Suburb of Yeovil, Somerset, England

Preston Plucknett is a suburb of Yeovil in Somerset, England. It was once a small village, and a separate civil parish until 31 March 1930, when it was absorbed into the neighbouring parishes of Yeovil, Brympton and West Coker. It was listed in the Domesday Book of 1086 as "Preston" (Old English: preost tun, "priest farm/settlement") when its lord was Ansger of Montacute (Alfward before 1066). In the 13th century, Alan de Plugenet was lord of the manor and added his surname to Preston. Following the 20th century expansion of Yeovil, Preston Plucknett became little more than a suburb of the town. Throughout the centuries the spelling and pronunciation of the name has changed and evolved until it became the present day "Preston Plucknett." The parish of Preston Plucknett was part of the Stone Hundred. In 1921 the parish had a population of 591.

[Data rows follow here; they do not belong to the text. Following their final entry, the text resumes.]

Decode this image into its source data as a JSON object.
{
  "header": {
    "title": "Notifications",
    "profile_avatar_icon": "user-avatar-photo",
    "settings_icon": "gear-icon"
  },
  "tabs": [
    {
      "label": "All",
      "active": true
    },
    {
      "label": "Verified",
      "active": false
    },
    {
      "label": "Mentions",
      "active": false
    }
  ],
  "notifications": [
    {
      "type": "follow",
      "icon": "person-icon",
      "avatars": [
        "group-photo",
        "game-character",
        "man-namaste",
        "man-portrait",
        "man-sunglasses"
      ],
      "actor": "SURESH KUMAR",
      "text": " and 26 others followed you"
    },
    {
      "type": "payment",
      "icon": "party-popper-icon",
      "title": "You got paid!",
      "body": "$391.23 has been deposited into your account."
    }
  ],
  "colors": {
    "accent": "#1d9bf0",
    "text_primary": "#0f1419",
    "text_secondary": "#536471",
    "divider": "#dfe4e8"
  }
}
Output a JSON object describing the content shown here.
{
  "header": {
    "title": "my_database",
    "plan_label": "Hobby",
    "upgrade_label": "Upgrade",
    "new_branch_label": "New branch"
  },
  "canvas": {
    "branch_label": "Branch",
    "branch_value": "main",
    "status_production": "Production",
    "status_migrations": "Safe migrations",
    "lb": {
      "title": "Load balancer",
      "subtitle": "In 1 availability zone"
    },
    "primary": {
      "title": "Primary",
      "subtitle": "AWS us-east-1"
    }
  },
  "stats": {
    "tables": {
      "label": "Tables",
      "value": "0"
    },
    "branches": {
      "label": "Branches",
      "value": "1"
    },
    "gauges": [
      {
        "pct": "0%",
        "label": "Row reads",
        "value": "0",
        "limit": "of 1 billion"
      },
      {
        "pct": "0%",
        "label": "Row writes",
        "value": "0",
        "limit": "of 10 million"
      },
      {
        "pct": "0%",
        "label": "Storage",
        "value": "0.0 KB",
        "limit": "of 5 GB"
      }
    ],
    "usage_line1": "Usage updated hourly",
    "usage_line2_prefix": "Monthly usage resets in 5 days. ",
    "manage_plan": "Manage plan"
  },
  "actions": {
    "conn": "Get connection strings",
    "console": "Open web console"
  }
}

The village church, dedicated to St James, dates from 1420, and has a 20 m (60 ft) tower with six bells. The church was restored and partially rebuilt during the 1860s. A vestry was added in the 1950s and an annexe in 1979, which was expanded in 2001. It became a separate parish church in 1988: until that time, it had been a church of St John’s, the parish church of Yeovil. It has a daughter church, St Peter's, built in the 1930s.

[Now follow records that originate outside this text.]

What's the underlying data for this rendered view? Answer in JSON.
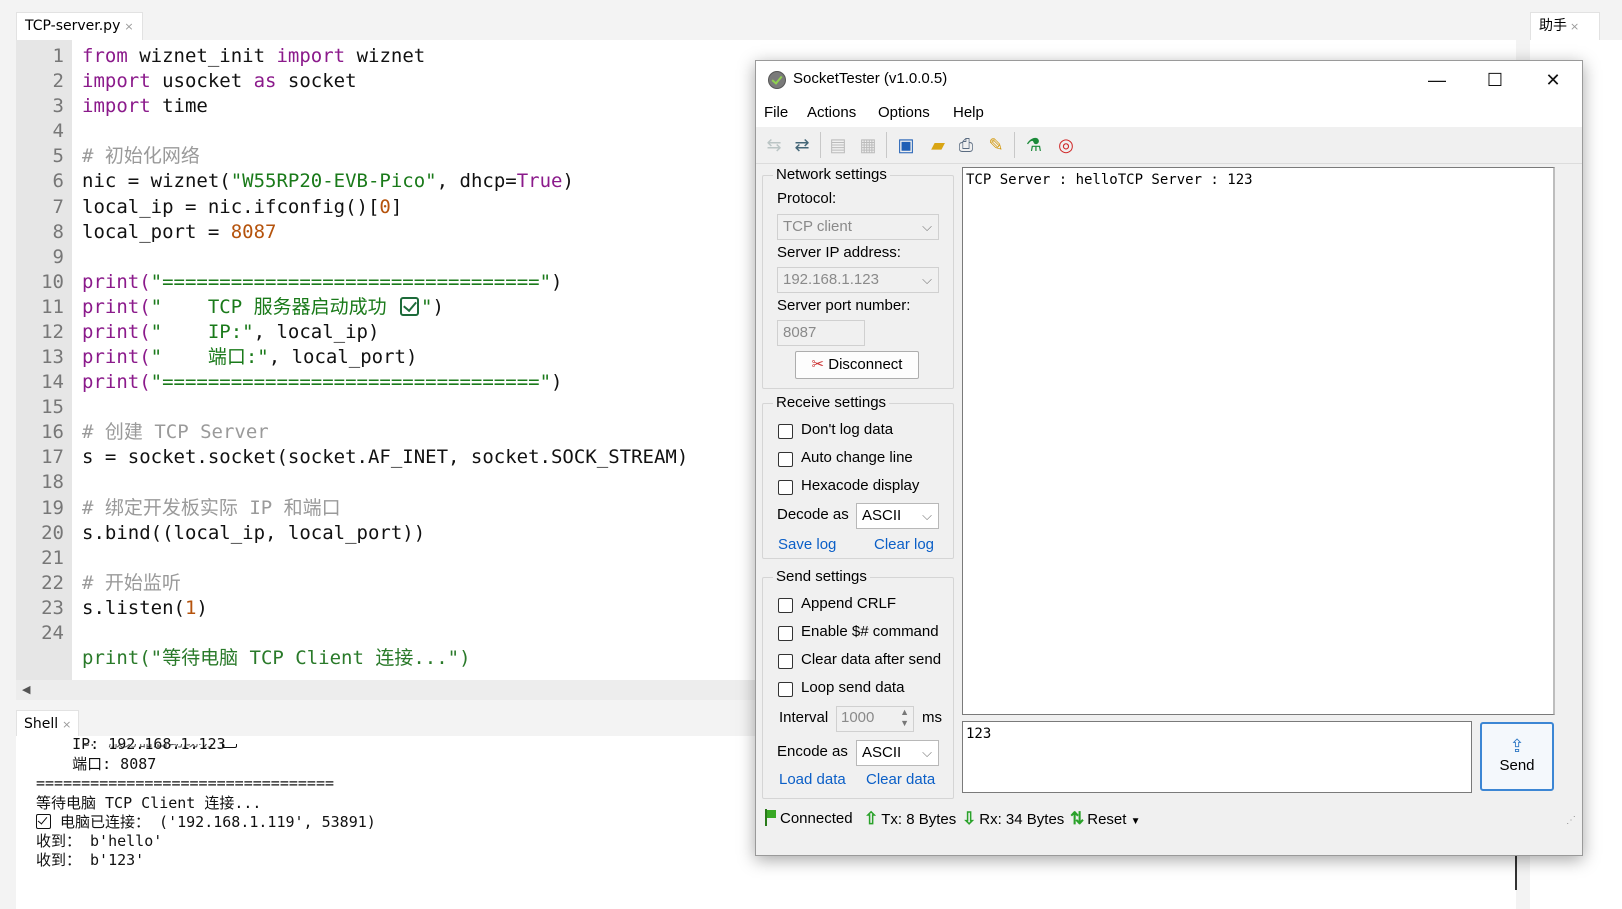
{
  "editor": {
    "tab_label": "TCP-server.py",
    "tab_close": "×",
    "line_numbers": [
      "1",
      "2",
      "3",
      "4",
      "5",
      "6",
      "7",
      "8",
      "9",
      "10",
      "11",
      "12",
      "13",
      "14",
      "15",
      "16",
      "17",
      "18",
      "19",
      "20",
      "21",
      "22",
      "23",
      "24"
    ],
    "code": {
      "l1": {
        "a": "from",
        "b": " wiznet_init ",
        "c": "import",
        "d": " wiznet"
      },
      "l2": {
        "a": "import",
        "b": " usocket ",
        "c": "as",
        "d": " socket"
      },
      "l3": {
        "a": "import",
        "b": " time"
      },
      "l5": "# 初始化网络",
      "l6": {
        "a": "nic = wiznet(",
        "b": "\"W55RP20-EVB-Pico\"",
        "c": ", dhcp=",
        "d": "True",
        "e": ")"
      },
      "l7": {
        "a": "local_ip = nic.ifconfig()[",
        "b": "0",
        "c": "]"
      },
      "l8": {
        "a": "local_port = ",
        "b": "8087"
      },
      "l10": {
        "a": "print(",
        "b": "\"=================================\"",
        "c": ")"
      },
      "l11": {
        "a": "print(",
        "b": "\"    TCP 服务器启动成功 ",
        "c": "\"",
        "d": ")"
      },
      "l12": {
        "a": "print(",
        "b": "\"    IP:\"",
        "c": ", local_ip)"
      },
      "l13": {
        "a": "print(",
        "b": "\"    端口:\"",
        "c": ", local_port)"
      },
      "l14": {
        "a": "print(",
        "b": "\"=================================\"",
        "c": ")"
      },
      "l16": "# 创建 TCP Server",
      "l17": "s = socket.socket(socket.AF_INET, socket.SOCK_STREAM)",
      "l19": "# 绑定开发板实际 IP 和端口",
      "l20": "s.bind((local_ip, local_port))",
      "l22": "# 开始监听",
      "l23": {
        "a": "s.listen(",
        "b": "1",
        "c": ")"
      },
      "l25": "print(\"等待电脑 TCP Client 连接...\")"
    }
  },
  "shell": {
    "tab_label": "Shell",
    "tab_close": "×",
    "lines": {
      "ip": "    IP: 192.168.1.123",
      "port": "    端口: 8087",
      "sep": "=================================",
      "wait": "等待电脑 TCP Client 连接...",
      "connected": " 电脑已连接： ('192.168.1.119', 53891)",
      "recv1": "收到： b'hello'",
      "recv2": "收到： b'123'"
    }
  },
  "assistant": {
    "tab_label": "助手",
    "tab_close": "×"
  },
  "socket_tester": {
    "title": "SocketTester (v1.0.0.5)",
    "window_buttons": {
      "minimize": "—",
      "maximize": "☐",
      "close": "✕"
    },
    "menu": [
      "File",
      "Actions",
      "Options",
      "Help"
    ],
    "network": {
      "title": "Network settings",
      "protocol_label": "Protocol:",
      "protocol_value": "TCP client",
      "server_ip_label": "Server IP address:",
      "server_ip_value": "192.168.1.123",
      "port_label": "Server port number:",
      "port_value": "8087",
      "disconnect_label": "Disconnect"
    },
    "receive": {
      "title": "Receive settings",
      "dont_log": "Don't log data",
      "auto_change_line": "Auto change line",
      "hexacode": "Hexacode display",
      "decode_label": "Decode as",
      "decode_value": "ASCII",
      "save_log": "Save log",
      "clear_log": "Clear log"
    },
    "send": {
      "title": "Send settings",
      "append_crlf": "Append CRLF",
      "enable_cmd": "Enable $# command",
      "clear_after": "Clear data after send",
      "loop_send": "Loop send data",
      "interval_label": "Interval",
      "interval_value": "1000",
      "interval_unit": "ms",
      "encode_label": "Encode as",
      "encode_value": "ASCII",
      "load_data": "Load data",
      "clear_data": "Clear data"
    },
    "log_text": "TCP Server : helloTCP Server : 123",
    "send_text": "123",
    "send_button": "Send",
    "status": {
      "connected": "Connected",
      "tx": "Tx: 8 Bytes",
      "rx": "Rx: 34 Bytes",
      "reset": "Reset"
    }
  }
}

The tithe barn at Preston Plucknett was included in the fifth list of ancient monuments prepared by the Commissioner of Works in 1925. The Abbey Barn and associated Abbey Farm House are both Grade I listed buildings.

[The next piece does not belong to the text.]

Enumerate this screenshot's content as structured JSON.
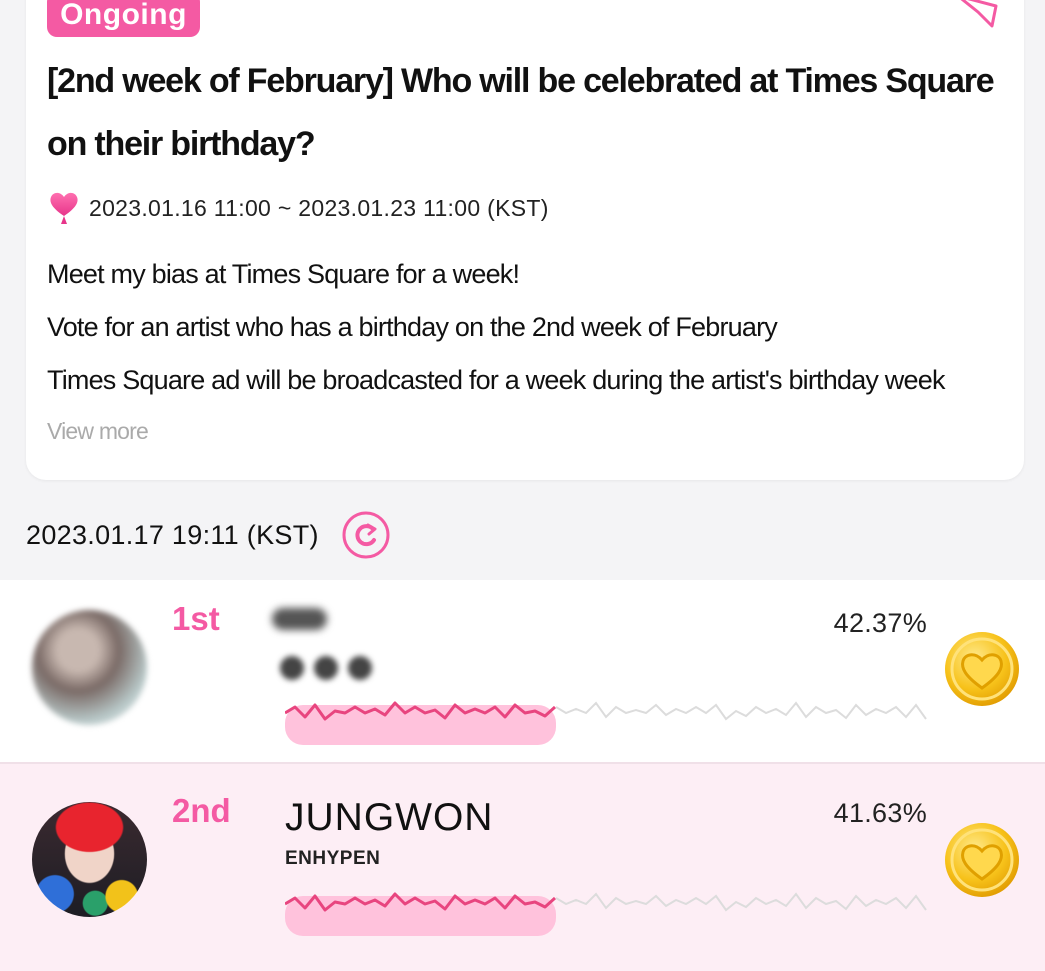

The still preserved manor house of Preston Plucknett was built in the early 15th century, around 1420, by John Stourton (d. 1438; cousin of his namesake John Stourton, 1st Baron Stourton), a justice of the peace, sheriff, and several times Member of Parliament for Somerset, who, helped by three good marriages, accumulated a respectable wealth. The manor was left to his third and surviving spouse, Katherine Payne, and eventually inherited by his three daughters, one of which, Alice, was married to Sir William Daubeney and was the mother of Giles Daubeney, 1st Baron Daubeney.

The village is included in The Meaning of Liff defined as "a very large string bag made of thin strong cord into which feathers from freshly killed ducks and chickens were stuffed, from Preston in Lancashire".

== Notable people ==
- Walter Raymond (1852-1931), the novelist and poet, lived at Sutherland House c.1892-1905.
- John Sowerby (1823-1902), a botanist, writer, and early Alpine Club member, was Preston Plucknett's vicar from 1872 to 1884.